Поцеловав его холодную исхудалую руку, Даша убрала со стола.

— А ты ласкова, молодица. Не скажешь, что из княжон.

— Отец крепостным был. Уж потом в князья выбился.

Старик кивнул, посоветовав:

— С мужем ласковей будь. Деток ему здоровых рожай. И верь в доброе. Детьми да верой силен человек. Поняла ли?

— Все поняла, дед Корниша, — тихо, истово молвила Даша. Хотелось ей пасть на колени перед старым бунтарем, отринувшим бога.
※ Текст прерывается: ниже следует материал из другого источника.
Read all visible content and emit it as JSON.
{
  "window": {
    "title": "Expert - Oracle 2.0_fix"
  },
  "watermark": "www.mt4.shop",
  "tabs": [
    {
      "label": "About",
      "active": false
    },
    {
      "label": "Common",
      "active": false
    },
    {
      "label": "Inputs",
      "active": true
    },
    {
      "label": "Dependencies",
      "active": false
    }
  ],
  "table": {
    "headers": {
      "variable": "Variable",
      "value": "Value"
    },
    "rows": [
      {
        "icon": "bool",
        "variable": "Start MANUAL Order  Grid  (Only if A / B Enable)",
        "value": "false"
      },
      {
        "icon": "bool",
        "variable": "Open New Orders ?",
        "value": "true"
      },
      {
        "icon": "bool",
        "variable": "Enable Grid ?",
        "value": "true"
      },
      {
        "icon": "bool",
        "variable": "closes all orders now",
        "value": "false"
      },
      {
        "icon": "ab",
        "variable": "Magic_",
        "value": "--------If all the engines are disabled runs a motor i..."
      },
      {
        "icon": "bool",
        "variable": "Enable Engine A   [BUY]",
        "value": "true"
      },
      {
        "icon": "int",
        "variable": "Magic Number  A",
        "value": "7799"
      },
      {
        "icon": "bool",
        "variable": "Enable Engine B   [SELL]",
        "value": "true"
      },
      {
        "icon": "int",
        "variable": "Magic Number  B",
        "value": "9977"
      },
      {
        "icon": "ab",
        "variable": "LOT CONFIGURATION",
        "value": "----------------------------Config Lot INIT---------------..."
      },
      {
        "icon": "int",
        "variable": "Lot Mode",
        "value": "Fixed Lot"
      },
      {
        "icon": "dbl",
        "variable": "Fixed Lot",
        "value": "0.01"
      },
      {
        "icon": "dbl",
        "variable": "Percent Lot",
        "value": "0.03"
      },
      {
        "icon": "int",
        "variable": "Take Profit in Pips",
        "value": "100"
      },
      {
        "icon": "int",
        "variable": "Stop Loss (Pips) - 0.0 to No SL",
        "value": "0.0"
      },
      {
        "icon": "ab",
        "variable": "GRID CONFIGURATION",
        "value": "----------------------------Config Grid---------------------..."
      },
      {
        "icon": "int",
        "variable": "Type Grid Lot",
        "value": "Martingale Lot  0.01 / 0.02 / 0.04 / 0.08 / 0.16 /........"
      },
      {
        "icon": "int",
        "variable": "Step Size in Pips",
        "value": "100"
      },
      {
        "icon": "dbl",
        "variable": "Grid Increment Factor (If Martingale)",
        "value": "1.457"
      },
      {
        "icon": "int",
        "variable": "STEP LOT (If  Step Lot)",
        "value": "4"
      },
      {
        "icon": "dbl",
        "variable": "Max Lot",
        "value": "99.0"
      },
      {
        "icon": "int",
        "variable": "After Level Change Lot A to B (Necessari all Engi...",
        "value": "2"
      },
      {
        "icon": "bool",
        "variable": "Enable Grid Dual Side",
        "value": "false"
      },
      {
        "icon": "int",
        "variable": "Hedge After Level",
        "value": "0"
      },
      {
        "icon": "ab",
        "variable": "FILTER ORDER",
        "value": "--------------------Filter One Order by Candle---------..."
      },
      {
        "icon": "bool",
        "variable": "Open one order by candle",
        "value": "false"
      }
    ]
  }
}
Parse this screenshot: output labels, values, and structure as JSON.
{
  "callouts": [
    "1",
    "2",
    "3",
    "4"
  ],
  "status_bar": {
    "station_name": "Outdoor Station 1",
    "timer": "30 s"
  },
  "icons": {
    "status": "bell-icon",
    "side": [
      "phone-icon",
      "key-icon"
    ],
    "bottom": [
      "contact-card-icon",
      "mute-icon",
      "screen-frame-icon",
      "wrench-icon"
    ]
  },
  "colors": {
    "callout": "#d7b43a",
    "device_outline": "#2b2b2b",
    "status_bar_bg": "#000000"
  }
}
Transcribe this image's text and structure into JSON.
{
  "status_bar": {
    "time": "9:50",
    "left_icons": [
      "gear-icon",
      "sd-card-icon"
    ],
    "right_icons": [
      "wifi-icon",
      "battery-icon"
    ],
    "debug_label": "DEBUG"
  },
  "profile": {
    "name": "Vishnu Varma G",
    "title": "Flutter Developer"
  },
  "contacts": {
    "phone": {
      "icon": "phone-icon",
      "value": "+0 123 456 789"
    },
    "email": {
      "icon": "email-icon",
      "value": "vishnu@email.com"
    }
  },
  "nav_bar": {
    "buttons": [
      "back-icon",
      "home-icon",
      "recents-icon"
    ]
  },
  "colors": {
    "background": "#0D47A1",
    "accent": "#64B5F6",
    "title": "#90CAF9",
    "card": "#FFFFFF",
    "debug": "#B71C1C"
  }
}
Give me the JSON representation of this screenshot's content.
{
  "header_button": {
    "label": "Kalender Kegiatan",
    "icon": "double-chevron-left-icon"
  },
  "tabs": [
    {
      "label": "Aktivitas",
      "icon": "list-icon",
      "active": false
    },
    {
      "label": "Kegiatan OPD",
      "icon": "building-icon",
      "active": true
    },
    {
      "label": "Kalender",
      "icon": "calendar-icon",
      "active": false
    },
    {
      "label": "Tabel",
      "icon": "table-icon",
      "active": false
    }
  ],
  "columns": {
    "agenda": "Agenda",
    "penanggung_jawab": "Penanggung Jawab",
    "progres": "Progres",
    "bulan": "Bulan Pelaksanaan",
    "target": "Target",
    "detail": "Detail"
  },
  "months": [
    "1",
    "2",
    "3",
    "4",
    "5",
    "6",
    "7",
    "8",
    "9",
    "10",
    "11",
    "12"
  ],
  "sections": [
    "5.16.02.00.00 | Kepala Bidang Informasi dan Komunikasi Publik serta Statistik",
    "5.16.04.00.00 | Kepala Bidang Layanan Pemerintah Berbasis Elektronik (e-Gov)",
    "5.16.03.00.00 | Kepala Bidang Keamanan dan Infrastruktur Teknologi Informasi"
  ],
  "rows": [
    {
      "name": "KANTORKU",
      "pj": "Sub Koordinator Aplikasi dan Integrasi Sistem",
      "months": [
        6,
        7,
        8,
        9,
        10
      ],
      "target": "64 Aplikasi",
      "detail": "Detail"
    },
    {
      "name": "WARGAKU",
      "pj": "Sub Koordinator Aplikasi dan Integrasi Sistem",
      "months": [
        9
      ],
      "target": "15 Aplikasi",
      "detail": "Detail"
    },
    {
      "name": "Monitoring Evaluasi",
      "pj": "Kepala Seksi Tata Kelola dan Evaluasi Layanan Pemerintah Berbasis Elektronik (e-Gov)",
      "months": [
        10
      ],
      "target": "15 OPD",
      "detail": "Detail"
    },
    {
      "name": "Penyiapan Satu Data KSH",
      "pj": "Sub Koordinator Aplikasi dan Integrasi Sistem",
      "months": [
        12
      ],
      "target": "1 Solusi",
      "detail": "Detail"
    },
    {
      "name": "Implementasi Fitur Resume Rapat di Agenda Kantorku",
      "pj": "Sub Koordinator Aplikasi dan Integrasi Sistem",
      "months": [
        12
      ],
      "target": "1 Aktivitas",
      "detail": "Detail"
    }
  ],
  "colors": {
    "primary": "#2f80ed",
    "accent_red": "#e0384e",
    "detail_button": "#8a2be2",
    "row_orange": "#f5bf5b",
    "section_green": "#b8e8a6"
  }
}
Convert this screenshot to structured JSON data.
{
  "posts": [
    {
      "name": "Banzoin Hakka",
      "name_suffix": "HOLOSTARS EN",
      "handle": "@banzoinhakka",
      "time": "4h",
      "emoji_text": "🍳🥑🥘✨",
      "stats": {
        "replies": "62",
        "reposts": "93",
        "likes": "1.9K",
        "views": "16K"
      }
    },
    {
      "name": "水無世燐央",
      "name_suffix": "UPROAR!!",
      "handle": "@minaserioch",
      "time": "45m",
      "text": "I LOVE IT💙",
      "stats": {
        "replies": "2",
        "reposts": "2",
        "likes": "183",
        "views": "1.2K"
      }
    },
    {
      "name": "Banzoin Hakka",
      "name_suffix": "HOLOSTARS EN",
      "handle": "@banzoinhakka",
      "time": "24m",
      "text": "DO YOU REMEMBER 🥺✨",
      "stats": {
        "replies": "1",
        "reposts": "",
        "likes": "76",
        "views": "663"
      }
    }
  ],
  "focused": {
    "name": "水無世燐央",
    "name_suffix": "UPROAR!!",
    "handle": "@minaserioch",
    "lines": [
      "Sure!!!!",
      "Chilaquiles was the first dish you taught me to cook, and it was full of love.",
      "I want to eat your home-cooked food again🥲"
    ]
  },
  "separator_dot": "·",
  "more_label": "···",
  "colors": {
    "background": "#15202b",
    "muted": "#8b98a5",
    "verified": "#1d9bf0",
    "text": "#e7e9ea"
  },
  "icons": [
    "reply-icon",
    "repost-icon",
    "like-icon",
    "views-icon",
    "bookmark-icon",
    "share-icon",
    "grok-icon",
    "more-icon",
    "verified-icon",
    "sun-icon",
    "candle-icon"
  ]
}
И если есть он, господь, за то спросится с деда. Но старик не страшится, отрезвел от слепой веры, стал веровать разумно, истинно. Господь — отец человеков. Богородица — мать. Отец и мать любят и оберегают детей своих, в любви, в почитании их растят… Разве допустят они, чтоб дети сами себя сжигали? Любовь ответной любви требует, любви, а не изуверства. Сгорев, род свой прервешь… завет бога самого не исполнишь: «Плодитесь, размножайтесь!» Дедушка, дедушка! До чего ж ты отчаянный! А я страшусь… Вот ежели не грянет сейчас гром, стрела огненная не упадет…»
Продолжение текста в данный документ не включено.